6. Please comment on the proposed amendments to the National Statement (see Attachment A underlined and in red text).: 
As the opt-out approach needs to be assessed against the ethical principle of respect (especially research participant autonomy) and modifies the general requirements for consent, the proposed amendments should mirror the wording used for the waiver option (2.3.5 - 2.36, 2.3.8). For example, “Only an HREC may grant an opt-out approach for consent for research using personal information in medical research, or personal health information.” Wording the proposed amendments in this way gives greater emphasis on the importance of ethical review when the general requirements of consent are altered in a particular research study. Following this proposed method means that draft clauses 2.3.9 to 2.3.11 need to be rewritten.

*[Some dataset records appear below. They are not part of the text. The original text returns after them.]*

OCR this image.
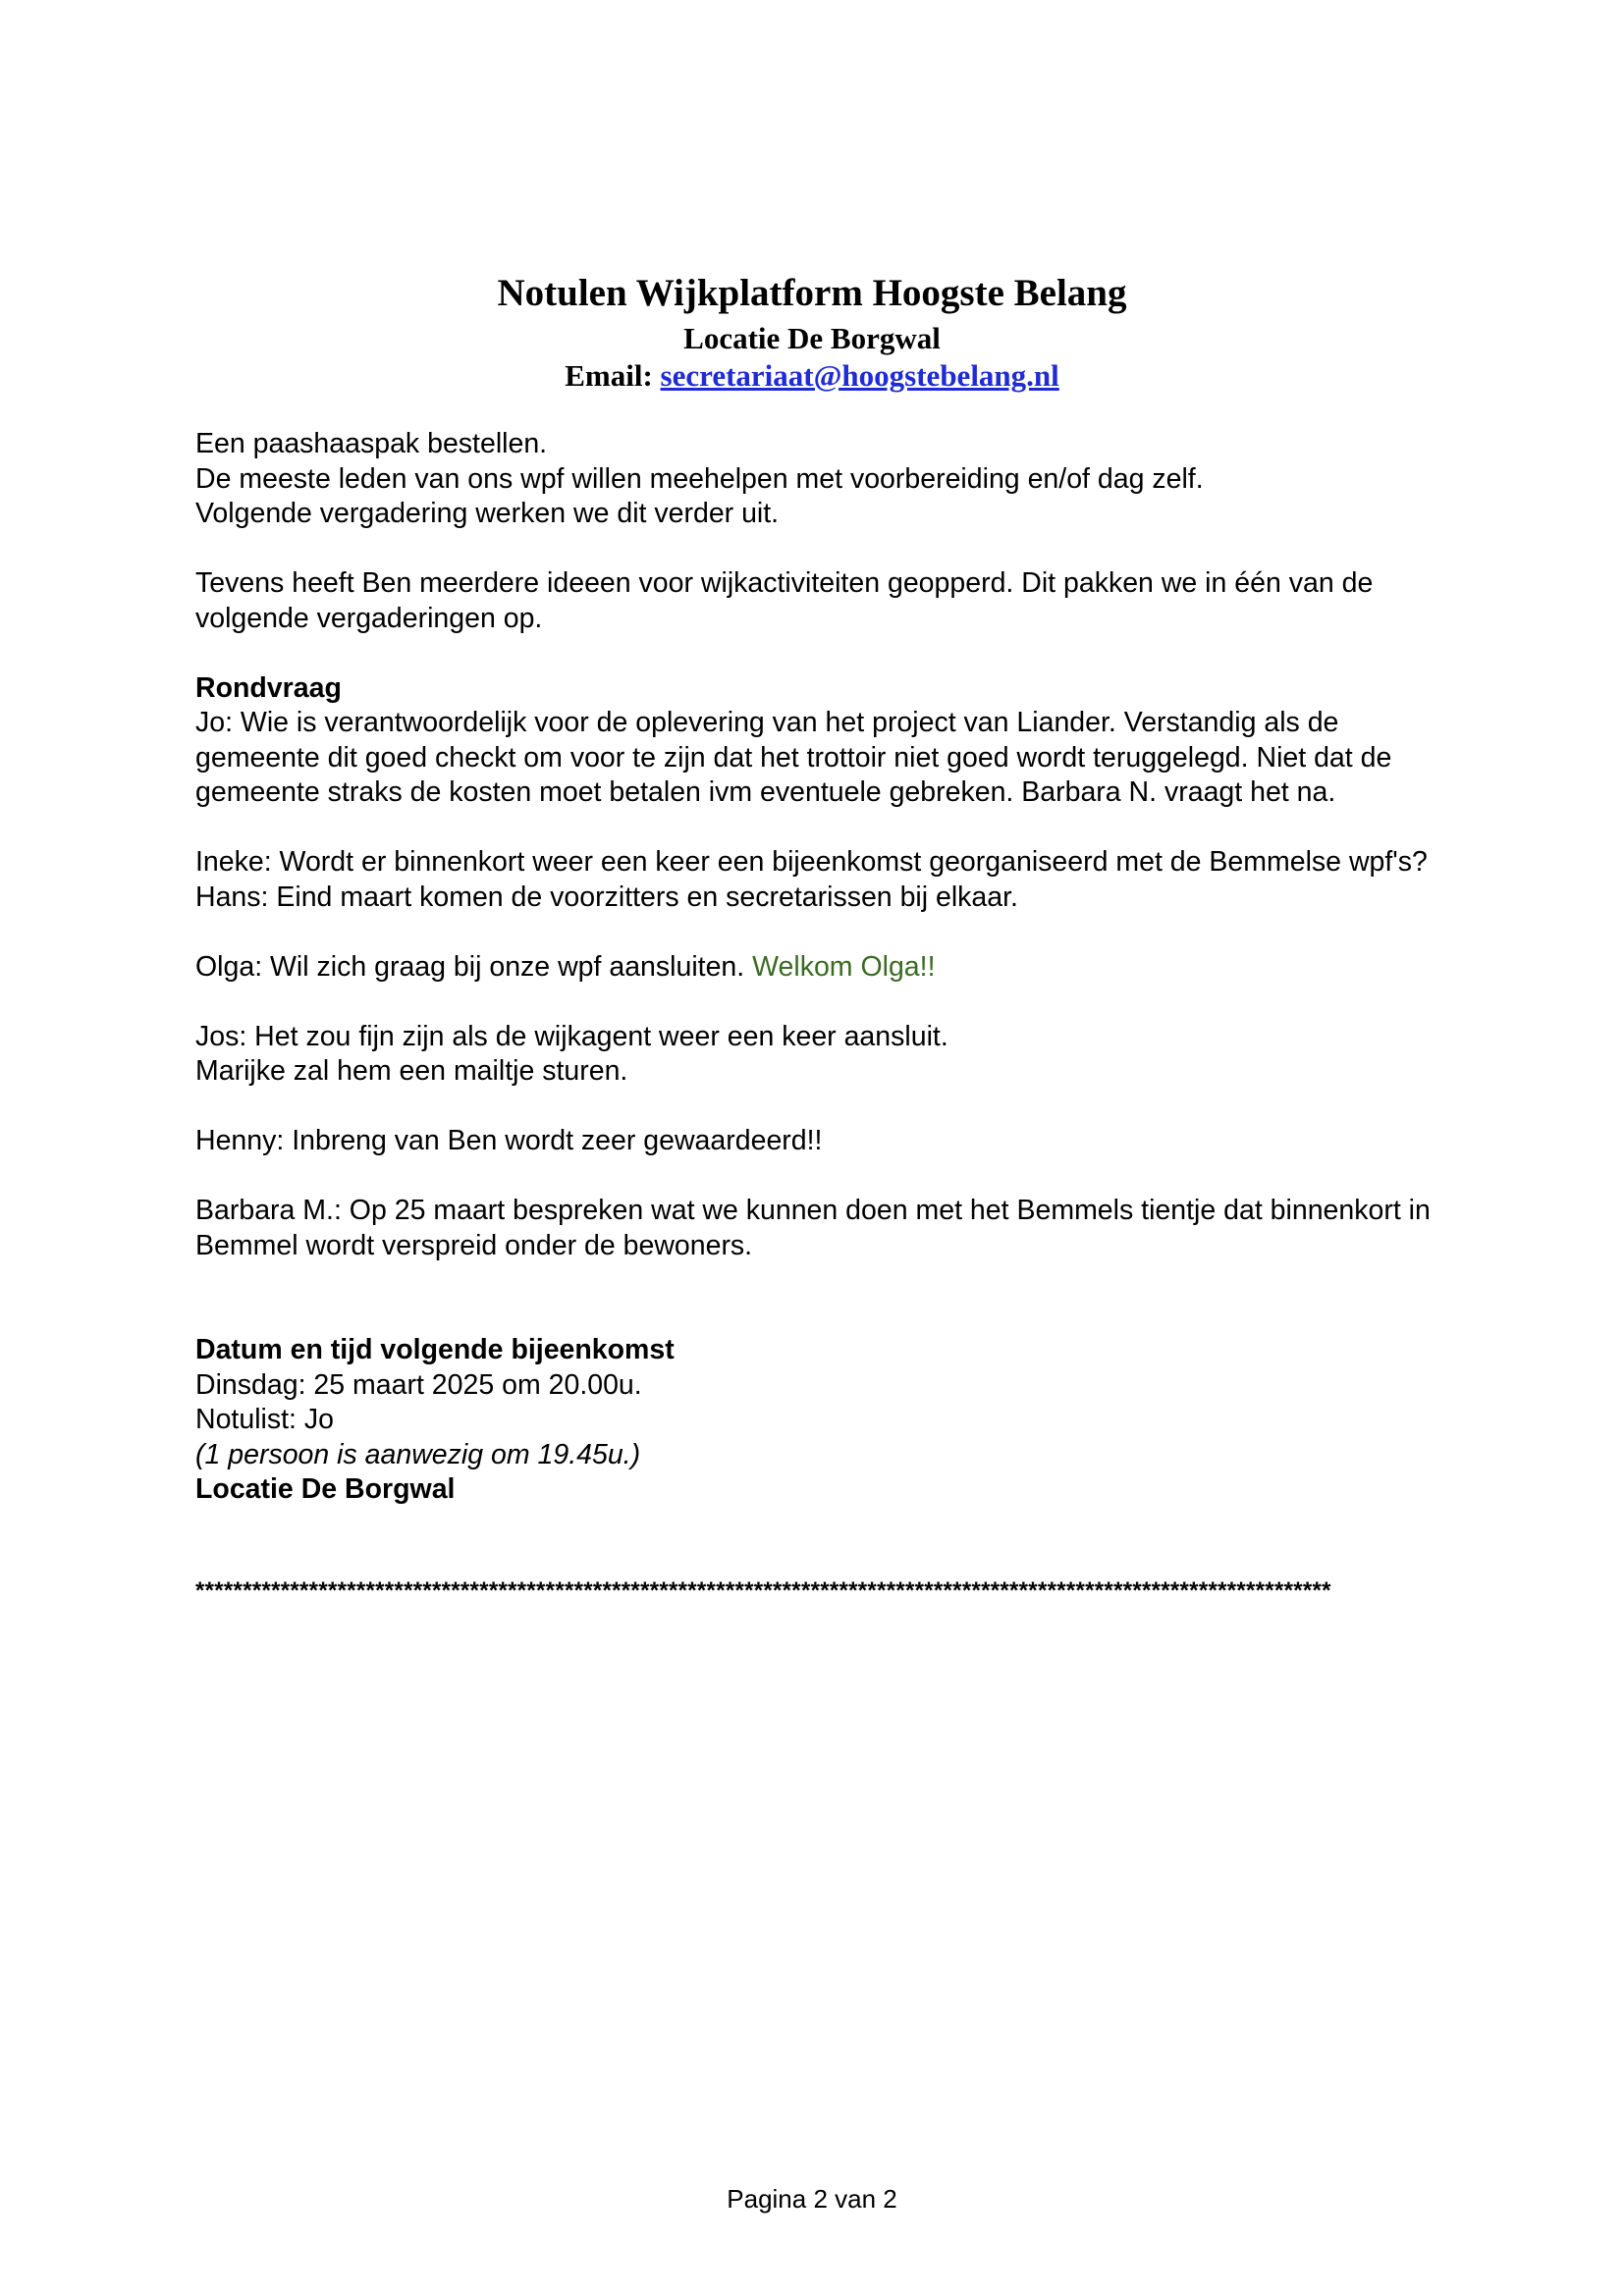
Notulen Wijkplatform Hoogste Belang
Locatie De Borgwal
Email: secretariaat@hoogstebelang.nl

Een paashaaspak bestellen.

De meeste leden van ons wpf willen meehelpen met voorbereiding en/of dag zelf.

Volgende vergadering werken we dit verder uit.

Tevens heeft Ben meerdere ideeen voor wijkactiviteiten geopperd. Dit pakken we in één van de volgende vergaderingen op.

Rondvraag

Jo: Wie is verantwoordelijk voor de oplevering van het project van Liander. Verstandig als de gemeente dit goed checkt om voor te zijn dat het trottoir niet goed wordt teruggelegd. Niet dat de gemeente straks de kosten moet betalen ivm eventuele gebreken. Barbara N. vraagt het na.

Ineke: Wordt er binnenkort weer een keer een bijeenkomst georganiseerd met de Bemmelse wpf's? Hans: Eind maart komen de voorzitters en secretarissen bij elkaar.

Olga: Wil zich graag bij onze wpf aansluiten. Welkom Olga!!

Jos: Het zou fijn zijn als de wijkagent weer een keer aansluit.

Marijke zal hem een mailtje sturen.

Henny: Inbreng van Ben wordt zeer gewaardeerd!!

Barbara M.: Op 25 maart bespreken wat we kunnen doen met het Bemmels tientje dat binnenkort in Bemmel wordt verspreid onder de bewoners.

Datum en tijd volgende bijeenkomst

Dinsdag: 25 maart 2025 om 20.00u.

Notulist: Jo

(1 persoon is aanwezig om 19.45u.)

Locatie De Borgwal

************************************************************************************************************************
Pagina 2 van 2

7. Are there situations where an opt-out approach might be appropriate that have not been considered in the proposed amendments?: 
NA
8. Are there any situations you can think of where the draft amendments would allow an opt-out approach that may be inappropriate?: 
Yes, there are situations where the draft amendments may be inappropriate. These draft rules can be used by researchers and research organisations to collect identifiable patient data and develop research databases without participant consent (see for example the wording of draft clause 2.3.10. part G). Advocates of the opt-out approach talk of the development of a “data spine” for research purposes (Evans, Loff and Cameron, 2013) which could be linked to other data collections. With this in mind, in the context of low risk / negligible risk research, a visit to a health service provider or the completion of a simple office form or short questionnaire would be regarded as agreeing to be a part of the larger database / research study. In the absence of a consent procedure the patient may not be aware that this has occurred. Their identifiable patient data would then be used for research purposes without their knowledge. If this is discovered by the patient (for example, with a follow-up phone call or letter, or during another health provider visit), after the event, the patient may not want to participate in the research. The normal research partnership based on consent between the researcher and the research participant would not be in place due to the lack of information and the absence of personal decision making / autonomy. From a research point of view, the concern with the opt-out approach is when a research participant discovers their involvement in a research project and is unhappy about this situation. These patients may then be unwilling to participate (i.e. consent) to other types of research studies in the future (this includes participating in survey research). For these reasons, ethical review is required for the opt-out approach as the general requirements of consent are altered. This ethical review should be similar to the requirements for the waiver option. Reference: Evans, Loff and Cameron (2013) Clinical registries: the urgent need to address ethical hurdles. Medical Journal of Australia. Volume 198, pages 134 - 135.  
9. Can you provide examples where an opt-out approach may be useful?: 
NA
General Comments
Comments: 

Finally on a related matter, it seems that over time the difference between low risk / negligible risk research and other types of research (i.e. higher risk) is becoming an important demarcation line. The developers of the National Statement on Ethical Conduct in Human Research could give researchers further advice in this area by describing the types of research activity that may be categorised as low risk / negligible risk.